Il “gioco con regole” affascina i bambini di questa età che si divertono ad esprimersi e a creare regole che definiscano se stessi e gli altri.

I giochi più praticati e più conosciuti sono acchiapparella e nascondino, attraverso cui sviluppano anche alcune abilità importanti come la corsa, l’arrampicata e attitudini come l’intuito.

Parten (1932) ha affermato che quando si analizza il gioco sociale del bambino è importante notare:

  • La vicinanza del bambino rispetto agli altri bambini presenti.
  • L’attenzione che il bambino rivolge ai suoi compagni durante il gioco.
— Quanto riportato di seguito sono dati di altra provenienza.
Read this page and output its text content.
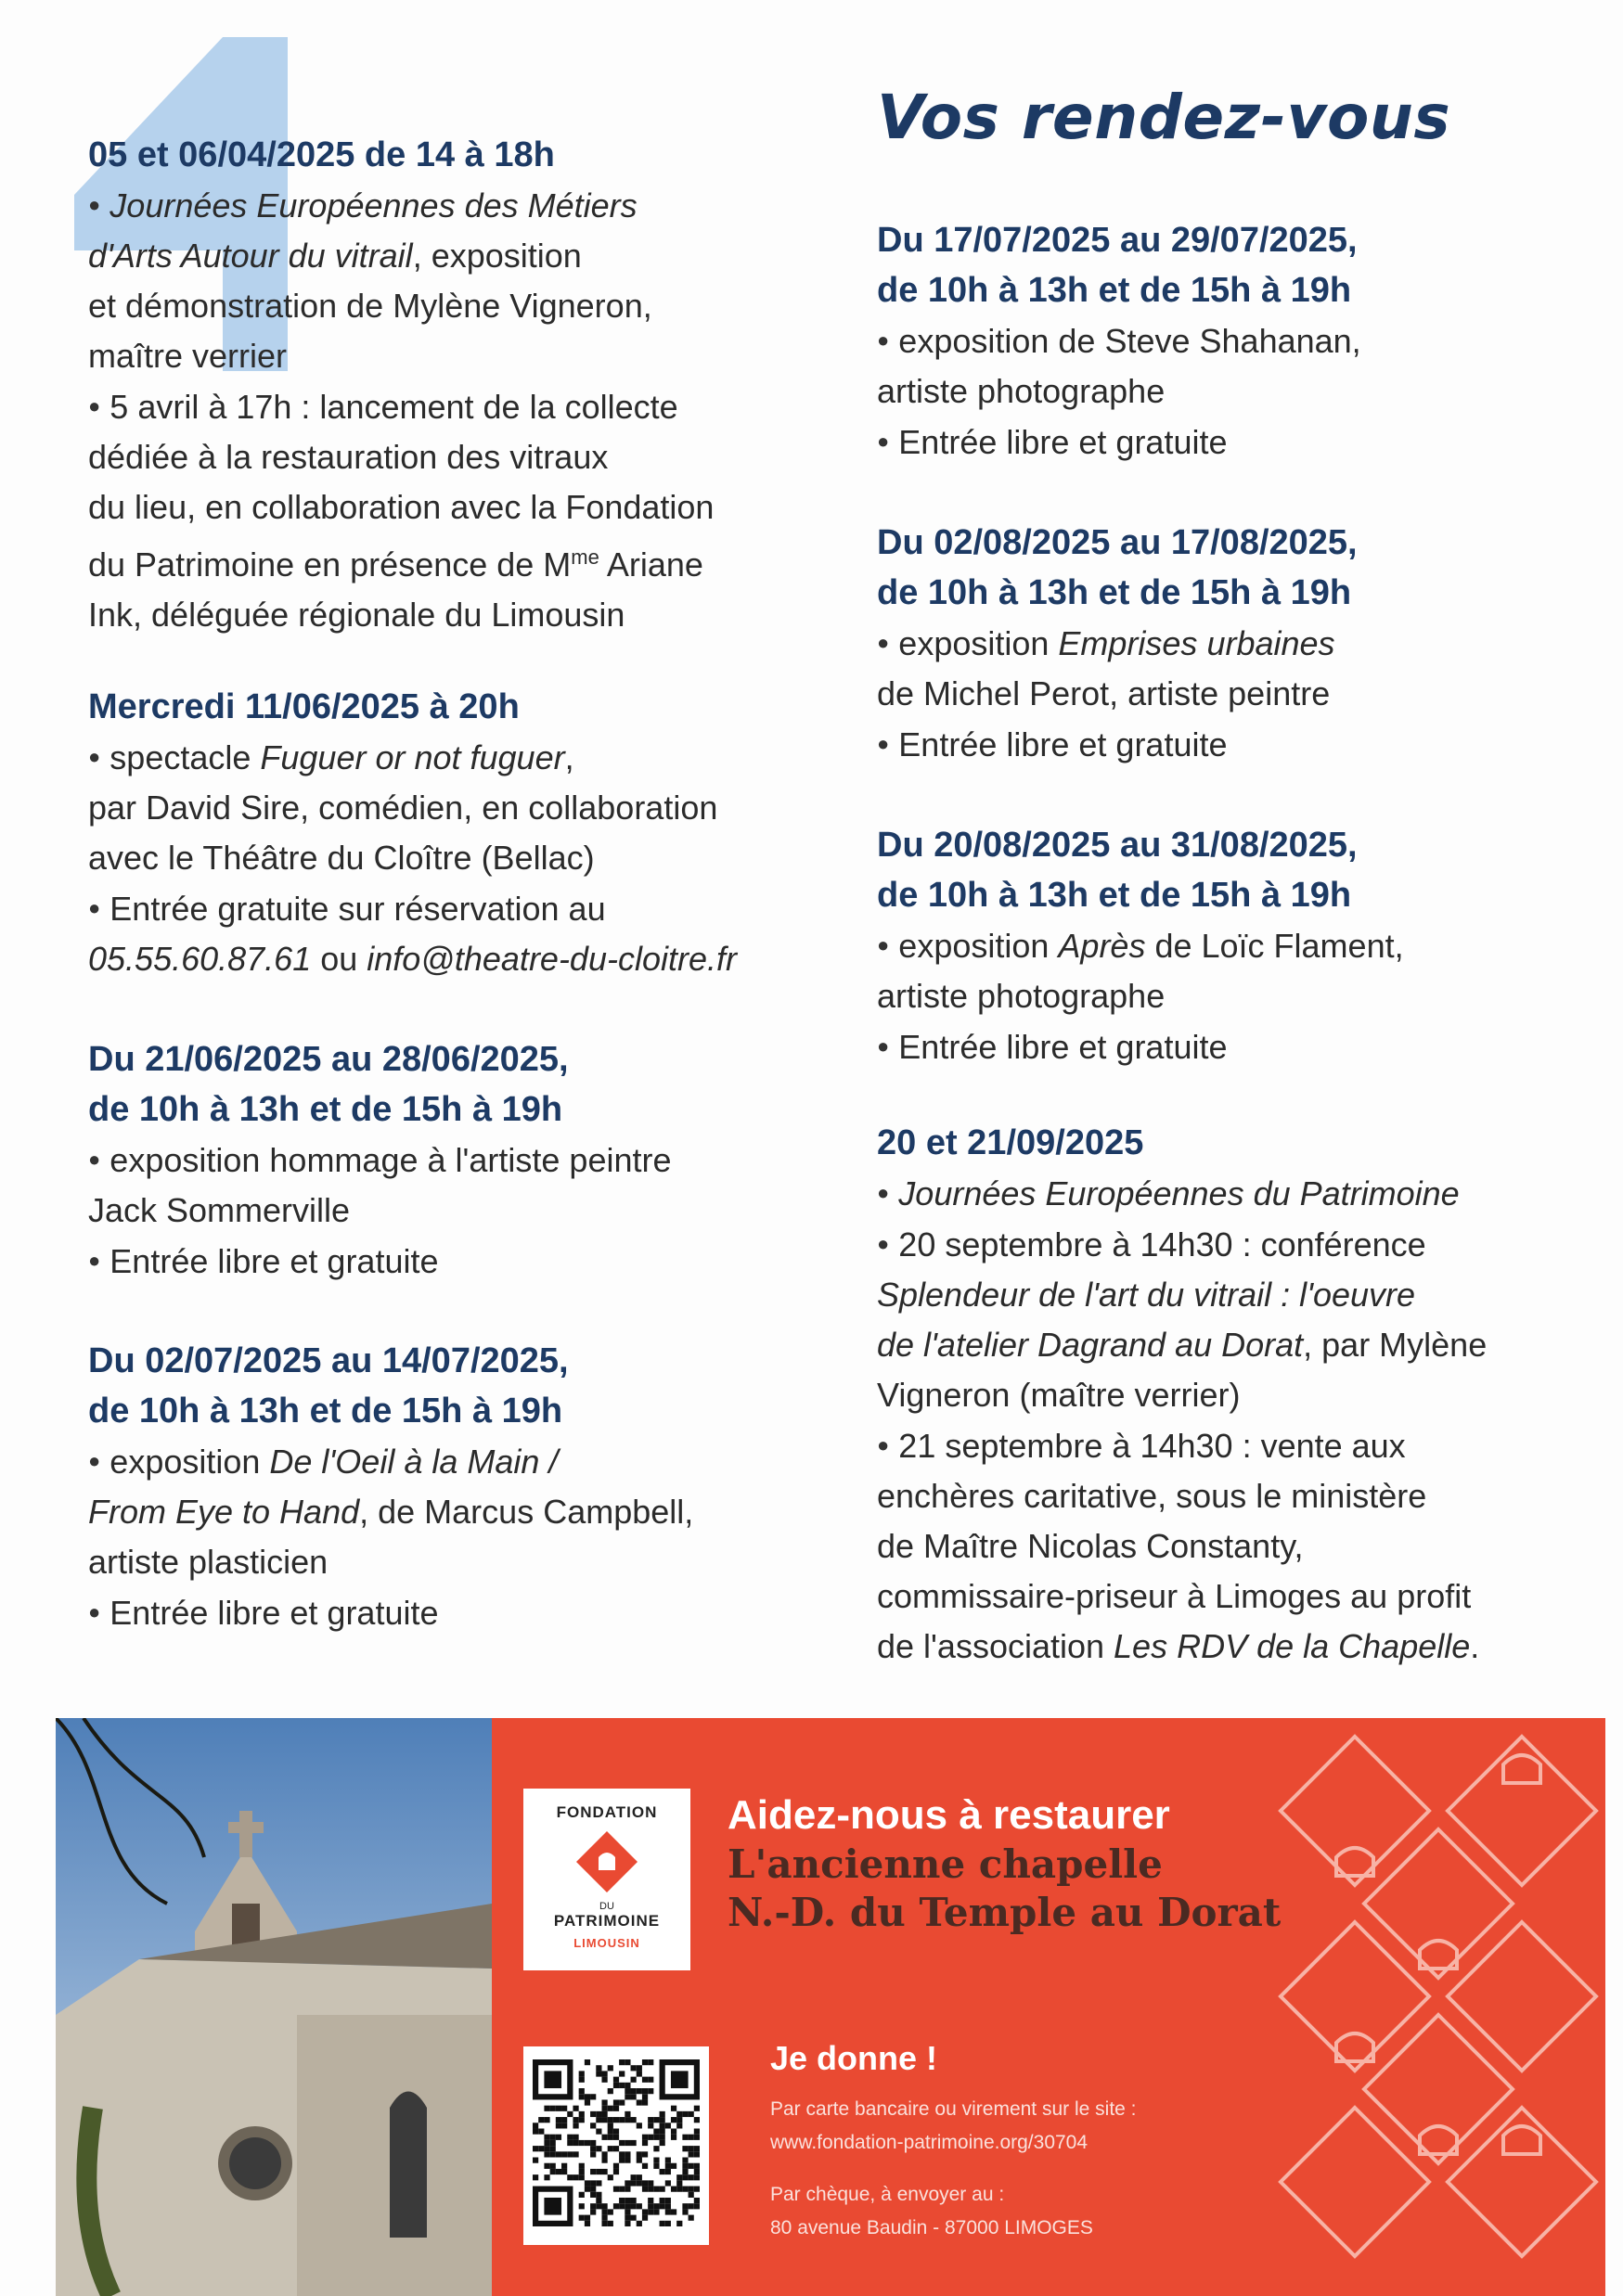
Vos rendez-vous

05 et 06/04/2025 de 14 à 18h

● Journées Européennes des Métiers

d'Arts Autour du vitrail, exposition

et démonstration de Mylène Vigneron,

maître verrier

● 5 avril à 17h : lancement de la collecte

dédiée à la restauration des vitraux

du lieu, en collaboration avec la Fondation

du Patrimoine en présence de $M^{me}$ Ariane

Ink, déléguée régionale du Limousin

Mercredi 11/06/2025 à 20h

● spectacle Fuguer or not fuguer,

par David Sire, comédien, en collaboration

avec le Théâtre du Cloître (Bellac)

● Entrée gratuite sur réservation au

05.55.60.87.61 ou info@theatre-du-cloitre.fr

Du 21/06/2025 au 28/06/2025,

de 10h à 13h et de 15h à 19h

● exposition hommage à l'artiste peintre

Jack Sommerville

● Entrée libre et gratuite

Du 02/07/2025 au 14/07/2025,

de 10h à 13h et de 15h à 19h

● exposition De l'Oeil à la Main /

From Eye to Hand, de Marcus Campbell,

artiste plasticien

● Entrée libre et gratuite

Du 17/07/2025 au 29/07/2025,

de 10h à 13h et de 15h à 19h

● exposition de Steve Shahanan,

artiste photographe

● Entrée libre et gratuite

Du 02/08/2025 au 17/08/2025,

de 10h à 13h et de 15h à 19h

● exposition Emprises urbaines

de Michel Perot, artiste peintre

● Entrée libre et gratuite

Du 20/08/2025 au 31/08/2025,

de 10h à 13h et de 15h à 19h

● exposition Après de Loïc Flament,

artiste photographe

● Entrée libre et gratuite

20 et 21/09/2025

● Journées Européennes du Patrimoine

● 20 septembre à 14h30 : conférence

Splendeur de l'art du vitrail : l'oeuvre

de l'atelier Dagrand au Dorat, par Mylène

Vigneron (maître verrier)

● 21 septembre à 14h30 : vente aux

enchères caritative, sous le ministère

de Maître Nicolas Constanty,

commissaire-priseur à Limoges au profit

de l'association Les RDV de la Chapelle.

FONDATION
DU
PATRIMOINE
LIMOUSIN

Aidez-nous à restaurer

L'ancienne chapelle
N.-D. du Temple au Dorat

Je donne !

Par carte bancaire ou virement sur le site :

www.fondation-patrimoine.org/30704

Par chèque, à envoyer au :

80 avenue Baudin - 87000 LIMOGES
La Play Observation Scale.

Sulla base di tale riflessioni è stata creata una scala per la misurazione dei comportamenti di gioco. Anzitutto, la prima osservazione da fare è valutare con chi tende a giocare il bambino. Esistono tre categorie per quanto riguarda il Social Play:

  • Solitary Play: il bambino gioca ad una distanza maggiore di un metro dagli atri bambini; usa oggetti e giocattoli differenti da quelli utilizzati dai suoi compagni, è concentrato sulla sua attività e mostra scarso interesse per quello che fanno gli altri.
  • Parallel Play: il bambino gioca sempre in modo indipendente, ma spesso l’attività che svolge lo porta ad avvicinarsi agli altri; mostra attenzione per le attività svolte dai compagni e gioca con giocattoli simili a quelli usati dagli altri bambini. In pratica, tende a giocare accanto agli altri ma non partecipa con loro.
  • Group Play: il bambino gioca con gli altri, utilizzano le stesse regole, gli stessi oggetti e hanno sicuramente uno scopo e un obiettivo comuni.

Per codificare il livello di gioco cognitivo di una data attività svolta dal bambino, l’osservatore deve prima capire le intenzione, o la finalità, del bambino mentre si impegna in una determinata mansione.
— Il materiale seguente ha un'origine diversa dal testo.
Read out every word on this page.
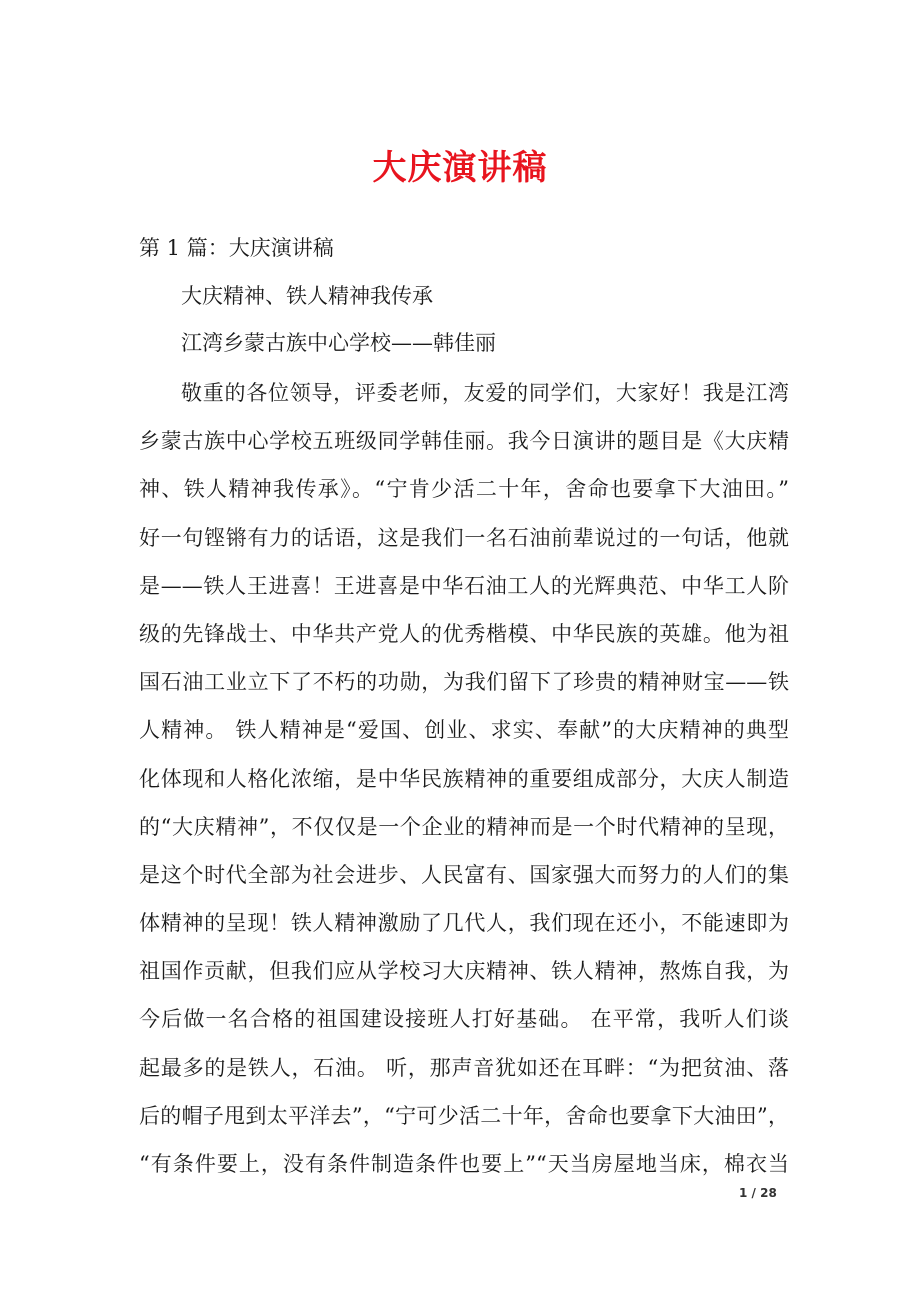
大庆演讲稿
第 1 篇：大庆演讲稿
大庆精神、铁人精神我传承
江湾乡蒙古族中心学校——韩佳丽
敬重的各位领导，评委老师，友爱的同学们，大家好！我是江湾
乡蒙古族中心学校五班级同学韩佳丽。我今日演讲的题目是《大庆精
神、铁人精神我传承》。“宁肯少活二十年，舍命也要拿下大油田。”
好一句铿锵有力的话语，这是我们一名石油前辈说过的一句话，他就
是——铁人王进喜！王进喜是中华石油工人的光辉典范、中华工人阶
级的先锋战士、中华共产党人的优秀楷模、中华民族的英雄。他为祖
国石油工业立下了不朽的功勋，为我们留下了珍贵的精神财宝——铁
人精神。 铁人精神是“爱国、创业、求实、奉献”的大庆精神的典型
化体现和人格化浓缩，是中华民族精神的重要组成部分，大庆人制造
的“大庆精神”，不仅仅是一个企业的精神而是一个时代精神的呈现，
是这个时代全部为社会进步、人民富有、国家强大而努力的人们的集
体精神的呈现！铁人精神激励了几代人，我们现在还小，不能速即为
祖国作贡献，但我们应从学校习大庆精神、铁人精神，熬炼自我，为
今后做一名合格的祖国建设接班人打好基础。 在平常，我听人们谈
起最多的是铁人，石油。 听，那声音犹如还在耳畔：“为把贫油、落
后的帽子甩到太平洋去”，“宁可少活二十年，舍命也要拿下大油田”，
“有条件要上，没有条件制造条件也要上”“天当房屋地当床，棉衣当
1 / 28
Sono stati individuati sei tipi di gioco cognitivo:

  • Functional Play: queste attività vengono svolte semplicemente per il piacere della sensazione fisica che creano; il bambino, solitamente, è impegnato in attività motorie semplici, come ad esempio saltare, ballare, cantare, correre, senza però avere uno scopo o un obiettivo.
  • Constructive Play: rientrano in questa categoria tutte quelle attività di manipolazione degli oggetti, finalizzate alla costruzione e alla creazione di qualcosa.

Ad esempio martellare sulla plastilina per creare un oggetto.

  • Exploration: il bambino è impegnato in attività di esplorazione, si concentra su un oggetto al fine di ottenerne delle informazioni, ascolta un rumore per capire da dove proviene.
  • Dramatic Play: appartengono a questa categoria tutti i giochi di simulazione in cui il bambino può fingere di essere qualcun altro o è impegnato in un’attività in cui fa finta di fare qualcosa (versare acqua finta in una tazzina e fare finta di bere), oppure tutti quei giochi che danno vita ad un oggetto inanimato come bambole e peluche.
  • Games with Rules: troviamo i tanto diffusi giochi con regole, dove il bambino accetta le regole prestabilite, si adatta e controlla che anche gli altri le rispettino.

Infine, i bambini possono avere anche dei comportamenti di non gioco. Anche questi sono stati così classificati:

  • Unoccupied Behaviors: il bambino non sa cosa fare e non è occupato a svolgere nessuna attività. Possiamo trovare due tipi di unoccupied behaviors: il primo è quello in cui il bambino perso con lo sguardo fisso nel vuoto, il secondo invece vede il bambino vagare senza uno scopo specifico e disinteressato alle attività che accadono intorno a lui.
  • Onlooker Behavior: il bambino osserva e guarda le attività che svolgono i compagni ma senza farsi coinvolgere e senza parteciparne.
  • Transition: questa fase riguarda la creazione di una nuova attività o di spostamento da un’attività all’altra. Per esempio il bambino che attraversa la stanza per andare a prendere un bicchiere d’acqua per iniziare un nuovo gioco o un bimbo che all’interno di un ambiente ricerca un oggetto che può servigli per iniziare un gioco.
  • Active Conversatiton: il bambino coinvolto in questa attività svolge una conversazione attiva, dove dall’altra parte vi è un interlocutore che fa delle domande e da delle risposte.
  • Aggression: in questo gruppo rientrano tutte quelle attività fisiche come strattonamenti, spinte, calci, che non hanno però scopi ludici.
  • Rough and trumble: i bambini sono impegnati per esempio in una battaglia giocosa oppure fanno una corsa senza un reale motivo.
  • Anxious behaviors: sono i cosiddetti comportamenti ansiosi come mangiarsi le unghie, lamentarsi e piangere.

La ricerca.

Una ricerca condotta nel 2016 in una scuola romana, ha utilizzato tale scala per verificare in che modo l’ambiente e in particolare gli spazi verdi influenzano il gioco dei bambini in età scolare.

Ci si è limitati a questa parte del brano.